So my inaugural smoking session ended with slightly mixed results, but the positive far outweighed the negative. For the record, I used hickory chips, pre-blended brine mix, and the seasoning was very basic. Salt, pepper, garlic powder, and Johnny's Season Salt were it. The digital thermometer has been replaced with a more appropriate remote model, some generic job from the store. Thanks again for the welcome and sharing in my first smoking session that appears to be the beginning of a lifelong, smoky-sweet love affair with The Vault of Delicious.

-Lance


----------



## hawgheaven (Dec 6, 2007)

Better late than never with this, but welcome aboard Lance! You certainly have a way with words... great posts!

Don't worry about the sacrificial pheasant; we have all had a smoking faux pas or two. It only gets better from here!

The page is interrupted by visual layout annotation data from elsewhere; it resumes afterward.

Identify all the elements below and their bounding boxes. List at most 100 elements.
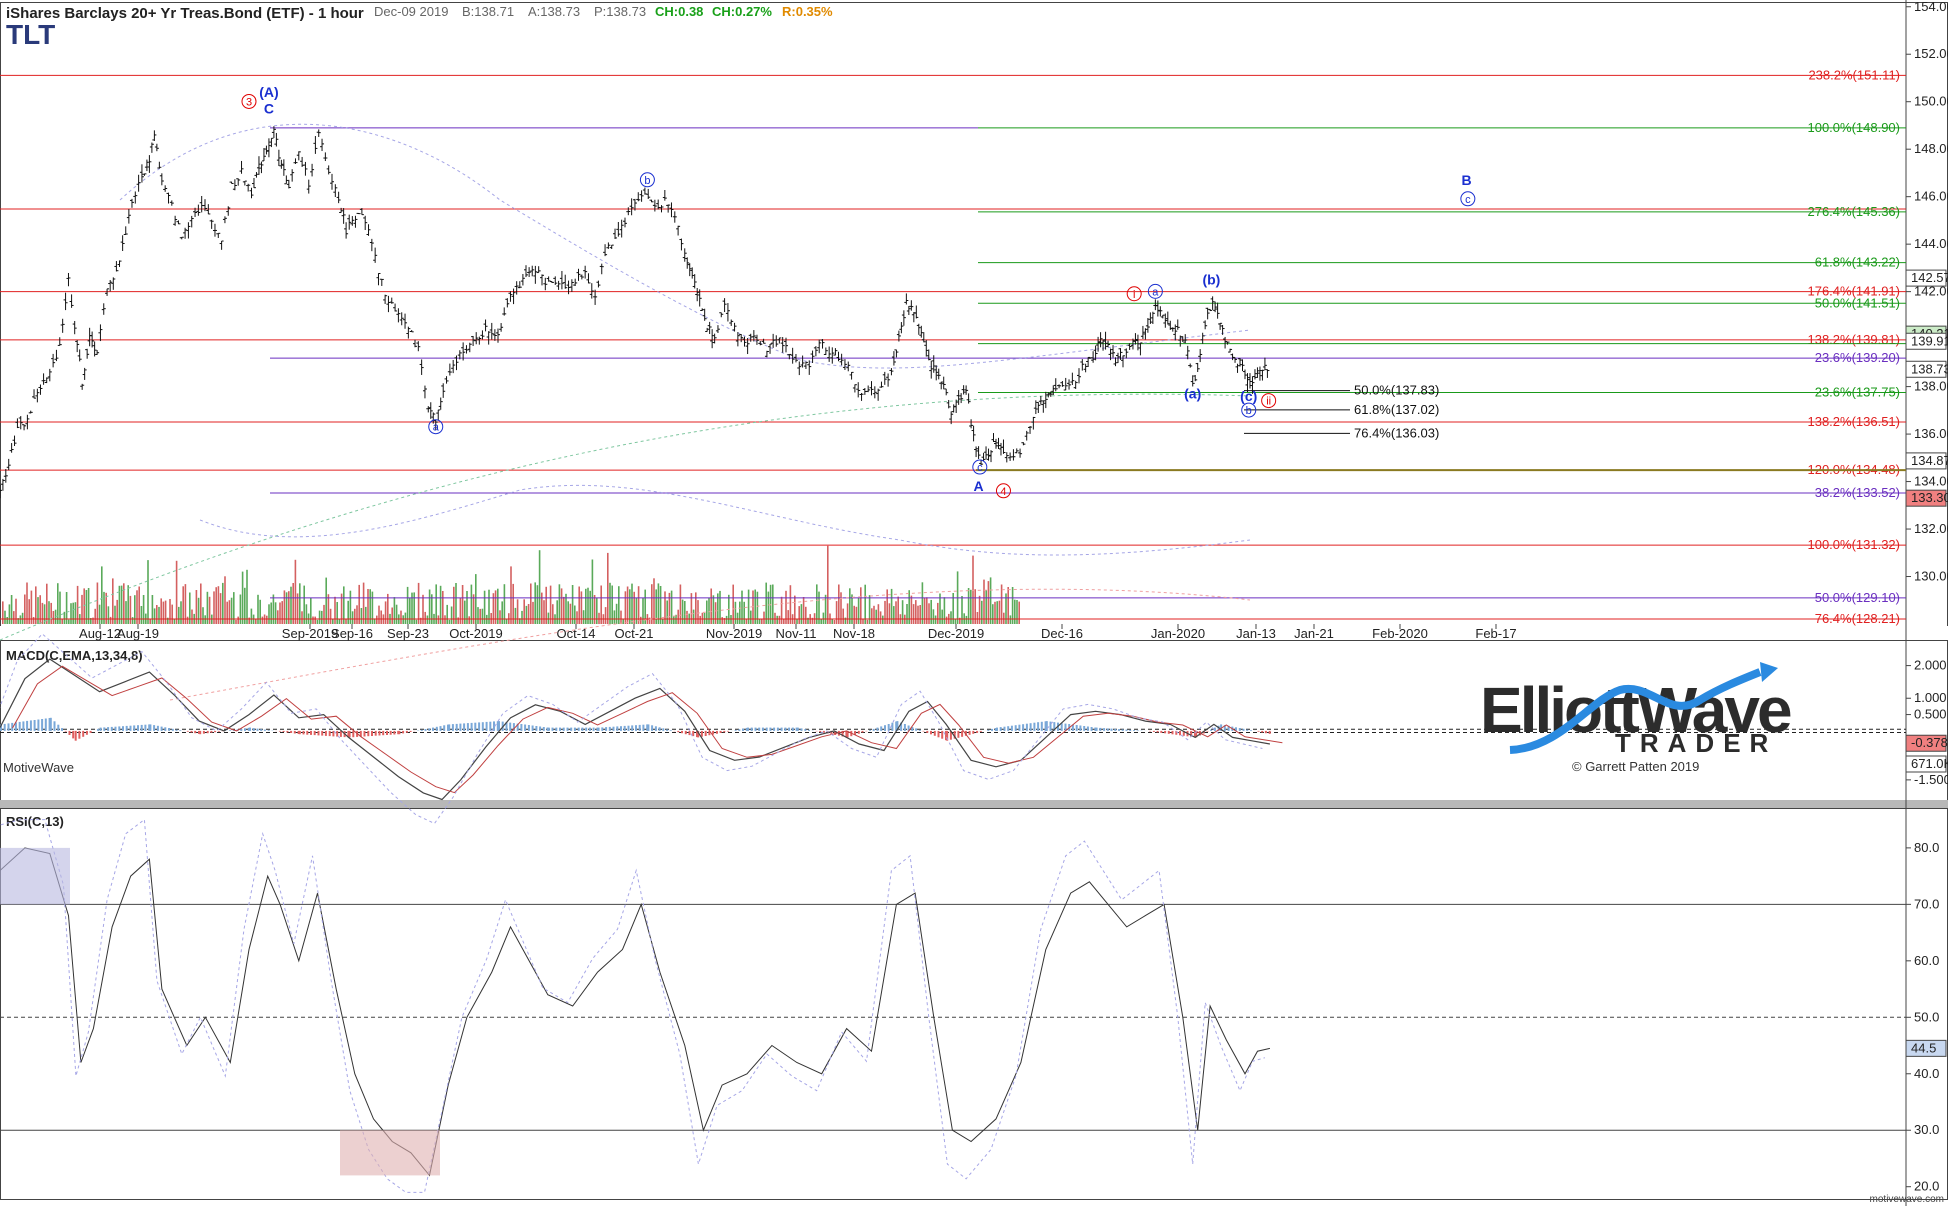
macd-histogram-bar [750,727,753,731]
volume-bar [666,600,668,624]
macd-histogram-bar [887,724,890,731]
x-tick-label: Dec-16 [1041,626,1083,641]
volume-bar [57,583,59,624]
footer-url: motivewave.com [1870,1194,1944,1205]
volume-bar [774,612,776,624]
macd-histogram-bar [738,729,741,731]
volume-bar [637,586,640,624]
macd-histogram-bar [922,730,925,732]
macd-histogram-bar [535,726,538,731]
logo-copyright: © Garrett Patten 2019 [1572,759,1699,774]
volume-bar [450,606,453,624]
macd-histogram-bar [386,730,388,735]
volume-bar [50,602,52,624]
macd-histogram-bar [1045,721,1048,731]
volume-bar [503,584,506,624]
volume-bar [866,619,869,624]
volume-bar [721,617,723,624]
volume-bar [651,584,653,624]
fib-label-red: 100.0%(131.32) [1807,537,1900,552]
volume-bar [697,600,699,624]
macd-histogram-bar [107,727,110,731]
volume-bar [745,619,748,624]
volume-bar [932,609,935,624]
volume-bar [734,601,737,624]
volume-bar [362,582,365,624]
volume-bar [2,601,4,624]
volume-bar [501,601,503,624]
volume-bar [897,596,899,624]
macd-histogram-bar [773,727,776,731]
volume-last-tag: 671.0K [1911,756,1948,771]
macd-histogram-bar [206,730,209,734]
macd-histogram-bar [700,730,703,737]
volume-bar [934,615,937,624]
macd-histogram-bar [1022,724,1025,731]
macd-histogram-bar [559,727,561,731]
volume-bar [725,615,728,624]
volume-bar [530,583,532,624]
volume-bar [787,610,789,624]
volume-bar [228,600,231,624]
macd-histogram-bar [214,730,217,733]
macd-histogram-bar [509,722,512,731]
volume-bar [569,603,572,624]
volume-bar [26,582,28,624]
volume-bar [893,606,895,624]
x-tick-label: Aug-19 [117,626,159,641]
macd-histogram-bar [448,724,451,731]
fib-label-red: 76.4%(128.21) [1815,611,1900,626]
macd-histogram-bar [623,725,626,731]
volume-bar [153,608,156,624]
volume-bar [21,612,24,624]
fib-label-red: 138.2%(139.81) [1807,332,1900,347]
macd-histogram-bar [99,727,102,731]
volume-bar [439,585,442,624]
chart-title: iShares Barclays 20+ Yr Treas.Bond (ETF)… [6,5,364,22]
macd-histogram-bar [761,727,764,731]
macd-histogram-bar [61,728,63,731]
macd-histogram-bar [734,730,737,731]
y-tick-label: 150.00 [1914,94,1948,109]
x-tick-label: Sep-23 [387,626,429,641]
macd-histogram-bar [968,730,971,735]
volume-bar [926,597,928,624]
volume-bar [35,586,37,624]
volume-bar [950,611,952,624]
volume-bar [853,605,855,624]
macd-histogram-bar [190,730,193,733]
volume-bar [347,600,349,624]
macd-histogram-bar [524,724,527,731]
macd-histogram-bar [133,725,136,731]
macd-histogram-bar [1268,730,1271,734]
volume-bar [52,611,55,624]
macd-histogram-bar [72,730,75,739]
volume-bar [884,600,886,624]
macd-histogram-bar [263,729,266,731]
macd-histogram-bar [999,727,1002,731]
price-tag: 142.57 [1911,270,1948,285]
volume-bar [937,602,939,624]
volume-bar [404,612,407,624]
volume-bar [241,571,244,624]
macd-histogram-bar [210,730,213,733]
volume-bar [217,586,220,624]
volume-bar [582,610,585,624]
volume-bar [514,607,517,624]
volume-bar [239,594,242,624]
macd-histogram-bar [857,730,860,734]
volume-bar [268,604,270,624]
macd-histogram-bar [459,723,462,731]
volume-bar [479,608,481,624]
macd-histogram-bar [382,730,385,736]
volume-bar [208,596,211,624]
macd-histogram-bar [481,722,484,731]
volume-bar [532,601,534,624]
volume-bar [250,608,253,624]
volume-bar [882,615,884,624]
macd-histogram-bar [1164,730,1167,734]
wave-label: b [1246,405,1252,417]
volume-bar [46,583,48,624]
macd-histogram-bar [252,728,255,731]
volume-bar [365,606,367,624]
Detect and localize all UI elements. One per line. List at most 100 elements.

BTW, next time that kid next door tosses his football into your yard, toss the sacrificial pheasant over the fence to him. And take a picture so we can see his reaction...


----------



## tonto1117 (Dec 6, 2007)

Welcome aboard Lance!!! Great intro
	

	
	
		
		



		
			






Enjoy!!!


----------



## stacks (Dec 6, 2007)

Welcome Lance to SMF!
I had a similar experience several years ago with a wild turkey in a Brinkman bullet. I've never tried to smoke Pheasant, but I have had some success with duck and goose. The flavor has always been perfect, but the meat around the outside got too dry. 
If you haven't already, check out a few brine recipes. I have not tried brine yet but the folks on this forum swear by it. They say the meat will stay extremely moist and I would assume it also makes the cooking times a little more forgiving should one fall asleep. Been there, done that.
Glad to hear your first attempt was at least in part a success. 
Look forward to seeing more posts, and learning of your accomplishments.


----------



## cman95 (Dec 6, 2007)

You are at the right place to learn. I have/and still learning so much. It is the cats meow!!!!

Sorry Meowey.....


----------